Robert Scoble pinpoints a huge problem–and thus opportunity–with Google’s online advertising model.
On their Naked Conversations book blog, they finally had to remove Google advertising. Why? Because there were too many unfocused ads that appeared. Many of them inappropriate for the business market.
Robert, this isn’t just a problem with your book blog. Most of the Tablet PC sites have the same problem. In fact, I think most sites with focused editorial content have the same problem. There are just too many unfocused ads when using Google’s ad infrastructure on a focused site. That means lost revenue. It’s not just the publishers that lose out. It’s hard for the advertisers to get their ads on sites they’d like to advertise on. Why? Because large, generic ad buyers are purchasing poorly focused ads for broad exposure. Many times over half of the ads are poorly focused.
I can see where Google’s ads are a terrific lowest-common-denominator, fallback, but when you have focused content, you want focused ads. There’s a huge opportunity for someone (and I mean a huge someone, someone like Microsoft or Yahoo or even Google) to fix this.

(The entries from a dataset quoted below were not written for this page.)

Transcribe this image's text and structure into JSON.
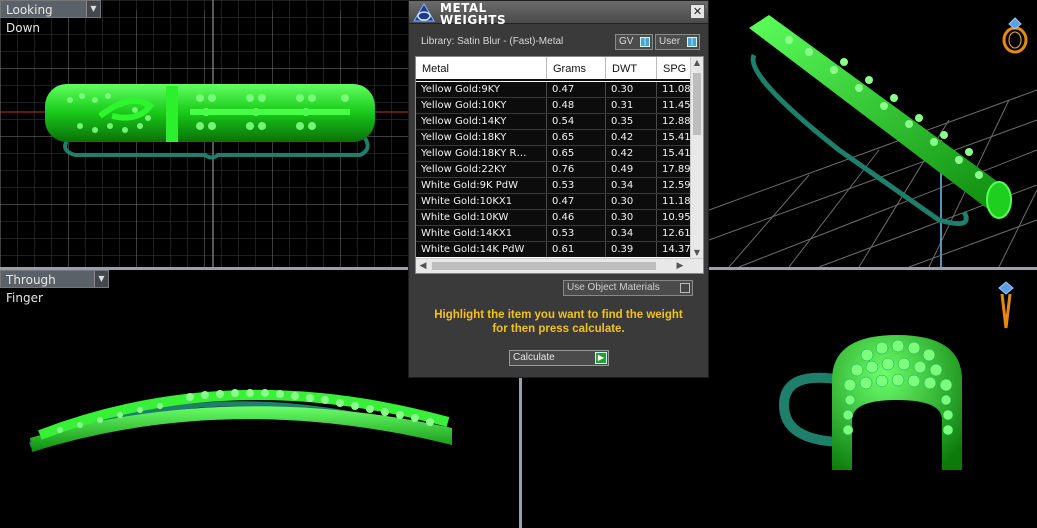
{
  "viewports": {
    "top_left_label": "Looking Down",
    "bottom_left_label": "Through Finger"
  },
  "dialog": {
    "title": "METAL WEIGHTS",
    "library": "Library: Satin Blur - (Fast)-Metal",
    "gv_label": "GV",
    "user_label": "User",
    "columns": {
      "metal": "Metal",
      "grams": "Grams",
      "dwt": "DWT",
      "spg": "SPG"
    },
    "rows": [
      {
        "metal": "Yellow Gold:9KY",
        "grams": "0.47",
        "dwt": "0.30",
        "spg": "11.08"
      },
      {
        "metal": "Yellow Gold:10KY",
        "grams": "0.48",
        "dwt": "0.31",
        "spg": "11.45"
      },
      {
        "metal": "Yellow Gold:14KY",
        "grams": "0.54",
        "dwt": "0.35",
        "spg": "12.88"
      },
      {
        "metal": "Yellow Gold:18KY",
        "grams": "0.65",
        "dwt": "0.42",
        "spg": "15.41"
      },
      {
        "metal": "Yellow Gold:18KY R…",
        "grams": "0.65",
        "dwt": "0.42",
        "spg": "15.41"
      },
      {
        "metal": "Yellow Gold:22KY",
        "grams": "0.76",
        "dwt": "0.49",
        "spg": "17.89"
      },
      {
        "metal": "White Gold:9K PdW",
        "grams": "0.53",
        "dwt": "0.34",
        "spg": "12.59"
      },
      {
        "metal": "White Gold:10KX1",
        "grams": "0.47",
        "dwt": "0.30",
        "spg": "11.18"
      },
      {
        "metal": "White Gold:10KW",
        "grams": "0.46",
        "dwt": "0.30",
        "spg": "10.95"
      },
      {
        "metal": "White Gold:14KX1",
        "grams": "0.53",
        "dwt": "0.34",
        "spg": "12.61"
      },
      {
        "metal": "White Gold:14K PdW",
        "grams": "0.61",
        "dwt": "0.39",
        "spg": "14.37"
      }
    ],
    "use_object_materials": "Use Object Materials",
    "hint_line1": "Highlight the item you want to find the weight",
    "hint_line2": "for then press calculate.",
    "calculate_label": "Calculate",
    "close_glyph": "✕"
  },
  "colors": {
    "model_green": "#22dd22",
    "hint_text": "#f2c21b",
    "viewport_bg": "#000000"
  }
}
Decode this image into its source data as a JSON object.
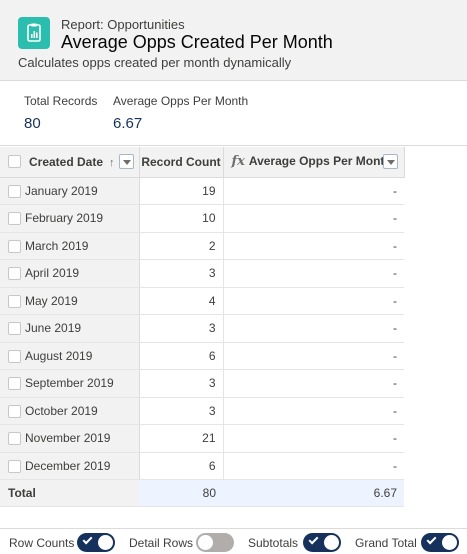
{
  "header": {
    "report_type": "Report: Opportunities",
    "title": "Average Opps Created Per Month",
    "description": "Calculates opps created per month dynamically",
    "icon": "report-icon",
    "icon_color": "#2bbdad"
  },
  "summary": {
    "total_records_label": "Total Records",
    "total_records_value": "80",
    "avg_label": "Average Opps Per Month",
    "avg_value": "6.67"
  },
  "table": {
    "columns": {
      "date": "Created Date",
      "count": "Record Count",
      "avg": "Average Opps Per Month",
      "sort_indicator": "↑",
      "formula_icon": "fx"
    },
    "rows": [
      {
        "date": "January 2019",
        "count": "19",
        "avg": "-"
      },
      {
        "date": "February 2019",
        "count": "10",
        "avg": "-"
      },
      {
        "date": "March 2019",
        "count": "2",
        "avg": "-"
      },
      {
        "date": "April 2019",
        "count": "3",
        "avg": "-"
      },
      {
        "date": "May 2019",
        "count": "4",
        "avg": "-"
      },
      {
        "date": "June 2019",
        "count": "3",
        "avg": "-"
      },
      {
        "date": "August 2019",
        "count": "6",
        "avg": "-"
      },
      {
        "date": "September 2019",
        "count": "3",
        "avg": "-"
      },
      {
        "date": "October 2019",
        "count": "3",
        "avg": "-"
      },
      {
        "date": "November 2019",
        "count": "21",
        "avg": "-"
      },
      {
        "date": "December 2019",
        "count": "6",
        "avg": "-"
      }
    ],
    "total": {
      "label": "Total",
      "count": "80",
      "avg": "6.67"
    }
  },
  "footer": {
    "row_counts": {
      "label": "Row Counts",
      "on": true
    },
    "detail_rows": {
      "label": "Detail Rows",
      "on": false
    },
    "subtotals": {
      "label": "Subtotals",
      "on": true
    },
    "grand_total": {
      "label": "Grand Total",
      "on": true
    },
    "toggle_on_color": "#16325c"
  }
}
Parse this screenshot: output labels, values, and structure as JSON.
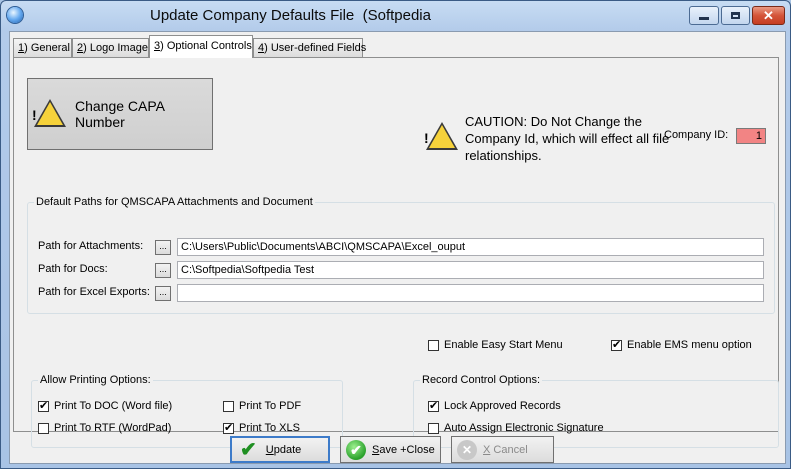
{
  "window": {
    "title": "Update Company Defaults File  (Softpedia",
    "minimize_glyph": "",
    "close_glyph": "✕"
  },
  "tabs": [
    {
      "key": "1",
      "label": ") General"
    },
    {
      "key": "2",
      "label": ") Logo Image"
    },
    {
      "key": "3",
      "label": ") Optional Controls"
    },
    {
      "key": "4",
      "label": ") User-defined Fields"
    }
  ],
  "change_capa_button": "Change CAPA Number",
  "caution_text": "CAUTION: Do Not Change the Company Id, which will effect all file relationships.",
  "company_id": {
    "label": "Company ID:",
    "value": "1"
  },
  "paths_group": {
    "legend": "Default Paths for QMSCAPA Attachments and Document",
    "browse_label": "...",
    "rows": [
      {
        "label": "Path for Attachments:",
        "value": "C:\\Users\\Public\\Documents\\ABCI\\QMSCAPA\\Excel_ouput"
      },
      {
        "label": "Path for Docs:",
        "value": "C:\\Softpedia\\Softpedia Test"
      },
      {
        "label": "Path for Excel Exports:",
        "value": ""
      }
    ]
  },
  "options": {
    "easy_start": {
      "label": "Enable Easy Start Menu",
      "checked": false
    },
    "ems_menu": {
      "label": "Enable EMS menu option",
      "checked": true
    }
  },
  "printing_group": {
    "legend": "Allow Printing Options:",
    "items": [
      {
        "label": "Print To DOC (Word file)",
        "checked": true
      },
      {
        "label": "Print To PDF",
        "checked": false
      },
      {
        "label": "Print To RTF (WordPad)",
        "checked": false
      },
      {
        "label": "Print To XLS",
        "checked": true
      }
    ]
  },
  "record_group": {
    "legend": "Record Control Options:",
    "items": [
      {
        "label": "Lock Approved Records",
        "checked": true
      },
      {
        "label": "Auto Assign Electronic Signature",
        "checked": false
      }
    ]
  },
  "buttons": {
    "update": {
      "mnemonic": "U",
      "rest": "pdate"
    },
    "save_close": {
      "mnemonic": "S",
      "rest": "ave +Close"
    },
    "cancel": {
      "mnemonic": "X",
      "rest": " Cancel"
    }
  }
}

I can see why Google probably won’t jump to fix this. Why? Because they have huge advertisers (a.k.a. their best customers) that want these broad ads. They want to buy up keywords for just about every product out there, even if they don’t really have a product that fits that market. Further, if you remove these big ad purchases, I firmly believe ad revenue will go down. The trouble is, it should. Company XYZ that understands this will win big. Increase advertising quality. Reduce costs.
Actually, the ads on naked Conversations were highly focused. They were keyed in on the word “naked.” The ads were almost entirely pornographic and that’s why we took them down. The solution would be to have a way for the ads to key on topics such as “corporate blogging,” rather than words like “Naked.”
Agreed, it would be best if you could hold the advertising content to the same level of quality that you want for your editorial content. Currently, with Google’s ads that’s not the case.